In either case, decisions about which somatic intervention is used and how it is applied are arrived at between client and therapist in a collaborative manner, and are designed in the moment for the express purposes of moving the body toward a deeper experience of safety, comfort, presence, and connection.
What is dissociation and how does it relate to trauma?

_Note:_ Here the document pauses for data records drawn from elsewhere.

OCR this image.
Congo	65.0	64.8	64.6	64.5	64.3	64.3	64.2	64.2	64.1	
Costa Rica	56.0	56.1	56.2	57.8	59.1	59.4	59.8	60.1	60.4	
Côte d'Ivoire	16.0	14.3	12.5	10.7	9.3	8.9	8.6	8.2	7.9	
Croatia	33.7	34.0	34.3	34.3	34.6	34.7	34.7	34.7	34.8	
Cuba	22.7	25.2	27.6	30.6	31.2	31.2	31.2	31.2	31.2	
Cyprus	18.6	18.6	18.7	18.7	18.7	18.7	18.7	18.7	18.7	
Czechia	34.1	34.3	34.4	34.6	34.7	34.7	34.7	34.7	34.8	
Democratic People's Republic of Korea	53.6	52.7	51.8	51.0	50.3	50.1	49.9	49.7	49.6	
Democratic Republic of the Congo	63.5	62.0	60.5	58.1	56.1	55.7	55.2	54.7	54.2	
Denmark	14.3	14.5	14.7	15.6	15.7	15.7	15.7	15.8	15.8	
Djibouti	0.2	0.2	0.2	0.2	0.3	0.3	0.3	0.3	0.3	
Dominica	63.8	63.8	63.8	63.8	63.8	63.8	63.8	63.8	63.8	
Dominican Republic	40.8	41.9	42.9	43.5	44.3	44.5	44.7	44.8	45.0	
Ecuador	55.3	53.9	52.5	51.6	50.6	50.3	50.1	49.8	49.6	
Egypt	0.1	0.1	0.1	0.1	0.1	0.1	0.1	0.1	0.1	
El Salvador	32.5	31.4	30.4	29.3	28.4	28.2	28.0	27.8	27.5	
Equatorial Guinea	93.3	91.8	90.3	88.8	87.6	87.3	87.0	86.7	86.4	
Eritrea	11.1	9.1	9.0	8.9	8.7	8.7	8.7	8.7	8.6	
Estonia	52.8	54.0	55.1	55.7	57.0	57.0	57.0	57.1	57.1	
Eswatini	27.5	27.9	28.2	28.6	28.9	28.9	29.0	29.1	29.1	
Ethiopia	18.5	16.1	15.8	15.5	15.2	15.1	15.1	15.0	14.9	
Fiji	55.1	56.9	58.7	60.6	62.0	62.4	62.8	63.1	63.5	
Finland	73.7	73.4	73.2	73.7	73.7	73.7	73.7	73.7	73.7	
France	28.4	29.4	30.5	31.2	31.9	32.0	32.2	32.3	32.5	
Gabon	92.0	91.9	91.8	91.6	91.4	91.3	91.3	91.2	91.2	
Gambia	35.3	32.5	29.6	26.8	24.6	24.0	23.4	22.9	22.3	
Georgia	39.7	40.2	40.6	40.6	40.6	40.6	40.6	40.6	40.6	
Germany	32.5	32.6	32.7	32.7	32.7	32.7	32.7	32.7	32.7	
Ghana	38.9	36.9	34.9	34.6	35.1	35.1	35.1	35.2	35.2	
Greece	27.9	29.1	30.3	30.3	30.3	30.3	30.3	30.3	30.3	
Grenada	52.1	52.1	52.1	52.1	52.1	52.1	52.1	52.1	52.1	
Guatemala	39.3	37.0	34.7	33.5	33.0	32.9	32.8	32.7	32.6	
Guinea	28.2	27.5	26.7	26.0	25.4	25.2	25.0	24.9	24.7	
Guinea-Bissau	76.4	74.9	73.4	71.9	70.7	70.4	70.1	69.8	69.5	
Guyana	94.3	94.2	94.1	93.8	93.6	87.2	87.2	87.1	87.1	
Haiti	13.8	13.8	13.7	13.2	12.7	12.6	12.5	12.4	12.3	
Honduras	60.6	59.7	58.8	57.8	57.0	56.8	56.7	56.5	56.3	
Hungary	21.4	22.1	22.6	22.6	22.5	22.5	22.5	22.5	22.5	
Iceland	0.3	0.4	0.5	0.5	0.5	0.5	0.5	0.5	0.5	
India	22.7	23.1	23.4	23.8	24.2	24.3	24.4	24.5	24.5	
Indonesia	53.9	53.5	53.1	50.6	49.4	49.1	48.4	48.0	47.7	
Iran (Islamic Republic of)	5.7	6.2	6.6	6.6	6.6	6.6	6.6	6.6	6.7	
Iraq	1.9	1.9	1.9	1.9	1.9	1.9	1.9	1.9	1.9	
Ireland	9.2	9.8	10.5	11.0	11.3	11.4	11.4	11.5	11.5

Dissociation is a natural phenomenon which may occur in the aftermath of an overwhelming traumatic experience(s). In order to continue with the tasks of daily life, part of the personality “splits” away from the part of the self that holds the traumatic memory, leaving the personality fragmented. Traumatized individuals can experience everything from having no linear memory of the event, to persistent experiences of threat or imminent danger (where no actual danger is present), to outright denial of the traumatic occurrence(s). Whatever the degree of dissociation, the sense of self is greatly affected, and may fluctuate between no sense of self, no body, memory gaps, intense emotions, and many selves engaged in competing strategies for survival.
Can traumatic dissociation be resolved?
It is possible for dissociative parts to be re-associated from a system of disparate parts into a working whole self. As the mind is divided, so is the body, and it is not uncommon for dissociative individuals to have persistent and inexplicable body-based symptoms. These symptoms can live anywhere in the body and encompass any kind of disturbance, such as pain, tension, psychomotor retardation, reflex inhibition, temporary blindness, loss of speech, pressure, tingling, numbness, anaesthetization and many more. As the Sensorimotor psychotherapist studies these symptoms and assists the client in tracking the body, together they learn to understand how these dissociated parts create a system. Survivors learn to successfully engage with their dissociated parts and generate more harmonious function within their system. This process affords the opportunity for the development of an over-arching definition of self that acknowledges authentic character traits as distinct from symptoms, allowing survivors to begin to live with a sense of being grounded in the present.
What is the importance of mindfulness in psychotherapy?
Mindfulness is paying attention, on purpose, and without judgement. It is useful in psychotherapy because it engages a part of the brain which allows for dual awareness. That dual awareness in innately regulating. It allows us to slow down, and to break our experience down into manageable pieces. When we hold a mindful perspective, we can be aware of what we are experiencing while simultaneously tracking the internal effects of that same experience. We can slow down and break our experience down into more manageable levels. As we exercise the capacity to witness our thoughts, our emotions and our body sensations, rather than being overcome by experience and have it dictate our behaviour, we can choose our responses and choose the behaviours that feel appropriate to our present needs.